When the body doesn’t receive any nutrition it goes into starvation mode and holds on to the fat that is currently in the body to allow it to feed off it to ensure its survival. The same happens with water – if the body doesn’t receive any fluids it will start to hold on to the fluids it currently has (in the extracellular spaces in the body), known as fluid retention. Fluid retention generally results in swollen feet, ankles, legs and hands. Once the body starts to receive liquids it then starts to release the water that it has been holding on to for survival. Fluid retention can also be caused by the person’s sodium intake being too high, which requires an excess of water to dilute it before it then goes to the kidneys to be processed.
Fluid retention also causes other organs to start to become dehydrated as the body tries to hold on to water. One very obvious sign of water retention (and therefore dehydration in that specific organ) is constipation – the colon becomes less moist (which has a direct impact on bowel movements) as the body retains the moisture in other organs. In the case of the kidneys, water retention can actually cause kidney failure as the kidneys are no longer able to remove excess water from the body in the form of urine.
The average person requires around 2 litres of water a day (and an additional 250ml for every 25lbs they are overweight by). In hot climates or during sport the requirement will be higher given the loss of fluid through sweating. Many of us can suffer mild symptoms of dehydration during the day (which include fatigue, loss of appetite, headaches, light-headedness, nausea or feeling excessively hot). You can also tell easily by the colour of your urine whether you are dehydrated – anything darker than pale yellow indicates that you need to drink more water.

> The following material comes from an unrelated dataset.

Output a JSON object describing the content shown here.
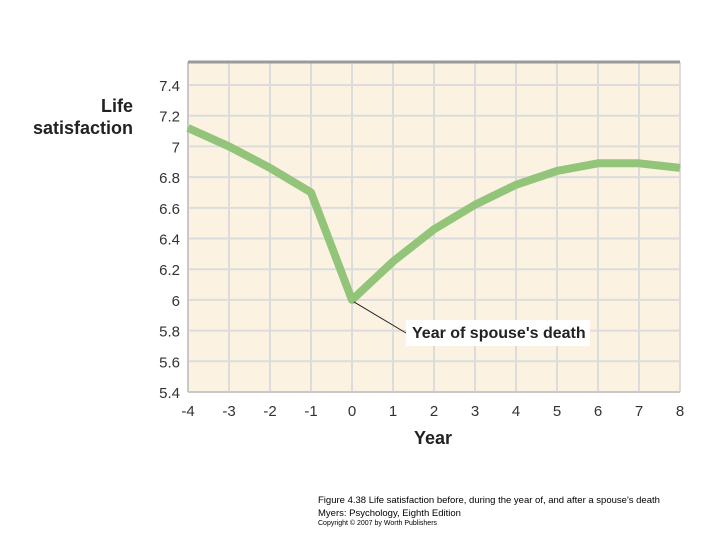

There is the misconception that soft drinks or flavoured water can be counted towards the daily water intake requirement. While these will provide your body with the hydration needed, unfortunately, the amount of added sugar and chemicals that are in them will far outweigh any hydration benefits as you could be at risk of putting weight on, causing tooth decay or suffering an increase in blood sugar levels. Obesity in children is on the rise in Europe. In the UK the consumption of fizzy sugary drinks has doubled over the last 15 years and studies have shown that children and adults are missing out on essential nutrients in food because they are eating less at mealtimes following the constant consumption of fizzy drink.
It’s easy to drink water throughout the day. People who know me know that I never go anywhere without a bottle of water. If I am going to meetings at work (which is here I spend most of my day nowadays) I am usually clutching my 1L bottle of still water and I periodically sip it. I always carry a bottle of water in my handbag also. If you can make 1 important change to your lifestyle, decrease your consumption of sugary drinks and replace them with water. Sparkling water with a fresh berry or a slice of lemon in the glass will satisfy your craving for taste. Your body will love you for it!